Interpretations of why LafargeHolcim and others might want to do this could go in a few directions. Firstly, the intention might be fully plausible. These companies could genuinely want to combat climate change. Secondly, more cynically perhaps, leading demands for legislation puts the lobbyists in the room when change is actually made. Given the integral nature of concrete in modern construction this is not necessarily a bad thing. Environmentalists may want to ban building materials that create CO2 emissions but, until they can offer an alternative or convince people to accept reduced quality of life, then cement is the material of choice. Thirdly, leading change allows one to stay ahead of it or at least give the sector more time to react to it. The ‘turkeys’ may not want to vote for ‘Christmas,’ but perhaps ‘Christmas’ could be replaced with something else?
This latest initiative by the CEOs in the US has parallels with the creation of the Global Cement and Concrete Association (GCCA) in 2018. Like the current moves in the US, cement producers led the creation of the GCCA, to promote concrete as the sustainable building material of choice.
Meanwhile, Germany’s HeidelbergCement also announced this week that its CO2 reduction targets to 2030 have been assessed against the Science Based Targets initiative’s (SBTi) criteria.

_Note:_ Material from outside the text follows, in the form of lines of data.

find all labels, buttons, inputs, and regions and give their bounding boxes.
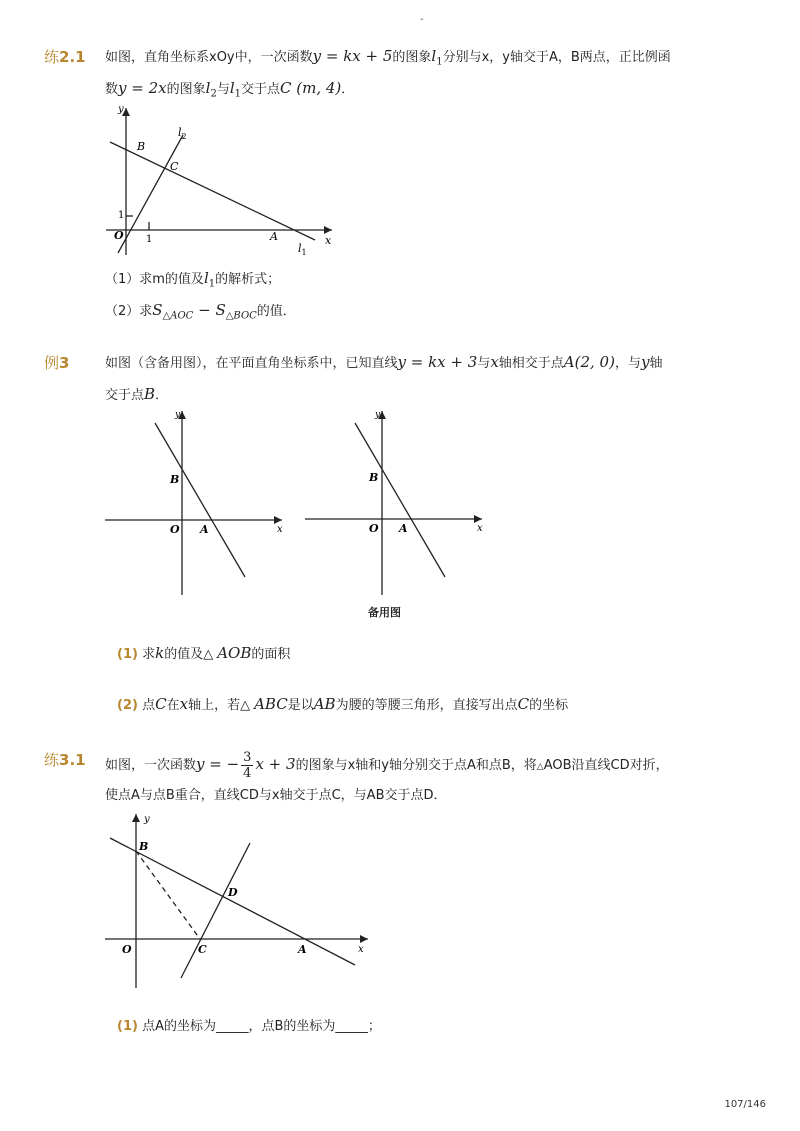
x-label: x [277,524,283,535]
ex3-figure-main [100,405,290,600]
origin-label: O [170,523,180,536]
var: x [490,353,499,371]
origin-label: O [122,943,132,956]
x-label: x [477,523,483,534]
line-AB [110,838,355,965]
text: 是以 [287,698,314,713]
ex21-question-2 [105,300,296,327]
text: 数 [105,82,119,97]
example-3-tag [44,352,69,373]
text: 轴上，若△ [188,698,251,713]
point-A-label: A [298,943,307,956]
text: 交于点 [105,388,145,403]
segment-BC-dashed [136,851,200,939]
triangle: ABC [254,695,288,713]
x-arrow [274,516,282,524]
subscript: 2 [210,88,217,100]
y-arrow [132,814,140,822]
point: C (m, 4) [280,79,342,97]
exercise-3-1-tag [44,749,86,770]
text: 轴 [649,356,663,371]
x-arrow [360,935,368,943]
point-A-label: A [270,230,278,243]
l2-label: $l_2$ [178,126,187,141]
var: y [640,353,650,371]
fraction-denominator: 4 [243,766,252,781]
equation: y = kx + 5 [312,47,393,65]
fraction [241,750,253,781]
text: 为腰的等腰三角形，直接写出点 [335,698,518,713]
x-label: x [358,944,364,955]
exercise-2-1-tag [44,46,86,67]
subscript: 1 [208,278,216,290]
operator: − [193,301,216,319]
text: （2）求 [105,304,153,319]
triangle-symbol: △ [536,762,544,772]
x-label: x [325,234,332,247]
text: 在 [166,698,180,713]
text: 轴相交于点 [498,356,564,371]
question-label: (1) [117,647,138,662]
point-B-label: B [137,140,146,153]
segment: AB [313,695,336,713]
l1-label: $l_1$ [298,242,307,257]
line-symbol: l [431,47,437,65]
ex31-line2: 使点A与点B重合，直线CD与x轴交于点C，与AB交于点D． [105,788,447,803]
text: ． [155,388,169,403]
tag-number: 3 [59,354,70,372]
text: ． [341,82,355,97]
tag-number: 3.1 [59,751,86,769]
line-symbol: l [205,79,211,97]
text: （1）求m的值及 [105,272,204,287]
origin-label: O [114,229,124,242]
ex31-figure [100,808,375,993]
text: 分别与x，y轴交于A，B两点，正比例函 [442,50,671,65]
area-symbol: S [152,301,163,319]
text: 的值及△ [164,647,214,662]
point-B-label: B [170,473,180,486]
text: 与 [216,82,230,97]
ex3-line2 [105,384,168,406]
tag-number: 2.1 [59,48,86,66]
text: 求 [142,647,156,662]
text: 如图（含备用图），在平面直角坐标系中，已知直线 [105,356,398,371]
text: 的图象 [166,82,206,97]
equation: y = kx + 3 [397,353,478,371]
unit-y-label: 1 [118,210,125,221]
ex21-question-1 [105,268,280,295]
area-symbol: S [215,301,226,319]
point-B-label: B [369,471,379,484]
ex21-line1 [105,46,671,73]
text: 的值． [256,304,296,319]
line-AB [355,423,445,577]
x-arrow [474,515,482,523]
ex3-line1 [105,352,662,374]
text: 的解析式； [215,272,281,287]
page-number: 107/146 [724,1099,766,1110]
top-mark: - [420,14,424,25]
text: 的面积 [251,647,291,662]
point-A-label: A [200,523,209,536]
triangle: AOB [217,644,252,662]
equation: y = 2x [118,79,167,97]
equation: y = − [196,755,240,773]
text: 的图象 [392,50,432,65]
text: 交于点 [241,82,281,97]
ex21-figure [100,100,345,265]
var: C [155,695,167,713]
ex3-figure-backup [300,405,490,600]
tag-prefix: 例 [44,354,60,372]
point-C-label: C [198,943,207,956]
point-A-label: A [399,522,408,535]
subscript: △AOC [162,310,194,322]
x-arrow [324,226,332,234]
tag-prefix: 练 [44,48,60,66]
ex31-line1 [105,750,669,781]
ex3-question-2 [117,694,568,716]
y-label: y [175,410,181,420]
y-label: y [118,104,124,115]
y-label: y [144,814,150,825]
origin-label: O [369,522,379,535]
y-label: y [375,410,381,420]
ex31-question-1 [117,1017,381,1037]
subscript: △BOC [225,310,257,322]
var: x [179,695,189,713]
text: 如图，直角坐标系xOy中，一次函数 [105,50,313,65]
line-symbol: l [203,269,209,287]
point-C-label: C [170,160,179,173]
question-label: (2) [117,698,138,713]
backup-figure-caption: 备用图 [368,606,401,619]
line-symbol: l [229,79,235,97]
text: ，与 [614,356,641,371]
point: A(2, 0) [563,353,615,371]
point-D-label: D [228,886,238,899]
fraction-numerator: 3 [243,750,252,765]
point-B-label: B [139,840,149,853]
text: 与 [477,356,491,371]
subscript: 1 [234,88,242,100]
ex3-question-1 [117,643,290,665]
line-CD [181,843,250,978]
var: C [517,695,530,713]
text: 的坐标 [529,698,569,713]
text: 点A的坐标为_____，点B的坐标为_____； [142,1019,381,1034]
tag-prefix: 练 [44,751,60,769]
question-label: (1) [117,1019,138,1034]
point: B [144,385,156,403]
text: 的图象与x轴和y轴分别交于点A和点B，将 [295,758,537,773]
line-AB [155,423,245,577]
text: AOB沿直线CD对折， [543,758,669,773]
text: 如图，一次函数 [105,758,197,773]
equation: x + 3 [255,755,296,773]
text: 点 [142,698,156,713]
unit-x-label: 1 [146,234,153,245]
var: k [155,644,165,662]
line-l1 [110,142,315,240]
subscript: 1 [436,56,443,68]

Its SBTi target is to reduce scope 1 greenhouse gas (GHG) emissions 15% per ton of cementitious material by 2030 from a 2016 base year. HeidelbergCement has also committed to reduce scope 2 GHG emissions by 65% per ton of cementitious materials within the same timeframe. The SBTi target follows HeidelbergCement’s previous goal of a 30% reduction in its specific net CO2 emissions by 2030 compared with 1990. It says it has achieved a reduction of 20% so far.
HeidelbergCement is a sustainability leader in the sector with various projects on the go including the Low Emissions Intensity Lime And Cement (LEILAC) consortium direct separation pilot project at the Lixhe cement plant in Belgium. Following SBTi is a continuation of this trend, albeit one that anchors it with a global consensus.
Coincidence perhaps but when the two largest non-Chinese cement producers start announcing sustainability stories like then the picture is changing. The questions at this point is how far will it go.
A full review of the 3rd Global FutureCem Conference will be published after the event. To find it and more information visit: http://www.globalcement.com/conferences/global-future-cement/introduction
Chad: Société Nationale de Ciment du Tchad (SONACIM) has appointed Fatchou Etienne as its Deputy Director General, according to the Al Widha newspaper. The government-owned company operates a 0.21Mt/yr cement plant at Baor.
Belarus/Moldova/Russia/Ukraine: The Ukrainian interdepartmental commission for international trade has imposed antidumping tariffs on imported clinker and Ordinary Portland Cement (OPC) from Russia, Belarus and Moldova. It has set duties of 115% for goods originating in Russia, 57% for goods from Belarus and 94% for goods from Moldova, according to Interfax. The tariffs will have a duration of five years. Previously the government had embargoed OPC, alumina, slag, sulphate-resistant cement and similar hydraulic cements, including clinkers, from Russia.
Philippines: Data from the Department of Trade and Industry (DTI) shows that imports of cement rose by 64% year-on-year to 1.74Mt in the first quarter of 2019 despite the introduction of a 4% tariff in January 2019. Imports were 1.06Mt in the same period in 2018, according to the Philippines News Agency. The production capacity utilisation factor of local producers is also reported to have fallen. The DTI says it will continue to monitor the situation.